But is it science?

How can palaeobiology be scientific? Surely we can only really, guess about so much of the life of dinosaurs? The answer to any question about how dinosaurs lived would end with some statement such as, ‘Well, if only we had a time machine, we might be able to find out’.

[Right] The famous Gary Larson cartoon: “An instant later, both Professor Waxman and his time machine are obliterated, leaving the cold-blooded/ warm-blooded dinosaur debate still unresolved.”

In fact, palaeobiology has gone through a revolution in the past twenty years, and it has become a science. This is thanks to four big advances – more fossils, more trees, more technology, and engineering models. What used to be speculation is now testable, and the guesswork moves into new areas.

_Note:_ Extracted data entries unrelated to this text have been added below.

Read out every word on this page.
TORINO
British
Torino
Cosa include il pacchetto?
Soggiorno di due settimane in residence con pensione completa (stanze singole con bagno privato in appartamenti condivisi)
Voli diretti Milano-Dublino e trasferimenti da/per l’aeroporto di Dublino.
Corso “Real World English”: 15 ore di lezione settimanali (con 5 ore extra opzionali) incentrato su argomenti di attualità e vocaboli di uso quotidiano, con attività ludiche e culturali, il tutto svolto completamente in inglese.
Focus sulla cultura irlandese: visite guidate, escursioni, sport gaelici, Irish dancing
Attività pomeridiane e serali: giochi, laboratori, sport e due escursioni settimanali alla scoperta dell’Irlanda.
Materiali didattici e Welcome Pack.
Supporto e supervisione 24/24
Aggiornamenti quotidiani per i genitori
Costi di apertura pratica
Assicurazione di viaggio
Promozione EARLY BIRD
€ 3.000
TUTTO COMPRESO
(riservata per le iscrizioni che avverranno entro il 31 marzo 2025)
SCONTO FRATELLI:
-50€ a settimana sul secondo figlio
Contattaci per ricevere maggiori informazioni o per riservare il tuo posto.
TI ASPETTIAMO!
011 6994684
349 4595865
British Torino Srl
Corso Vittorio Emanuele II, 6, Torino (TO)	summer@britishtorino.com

  1. New fossils. Amazing new fossils show us more about ancient life than we ever imagined. Some of these fossils preserve soft tissues, including hair and feathers, as well as traces of guts and nervous systems.
  2. New phylogenetic trees. The revolution in methods to reconstruct phylogeny means palaeobiologists have large-scale, detailed evolutionary trees, with ages of branching points, and these are the basis for a whole array of new kinds of analyses, including working out how fast certain traits evolved, and whether a particular burst of evolution was triggered by a novelty or an environmental change.
  3. New technology. New computer programs enable palaeontologists to look at how dinosaur evolved, but also to calculate their functions, and to analyse the chemistry of their soft tissues.
  4. New engineering models. It is common to make 3D models of ancient bones, skulls or skeletons taken directly from CT scans. The digital model is an exact model of the fossil, and it can be given the correct material properties, so the model inside the computer is a true representation of the original fossil. Then it can be subjected to engineering analysis, using the same software we use to stress-test new aircraft, bridges or buildings. It works for engineering design, so it works for dinosaurs too.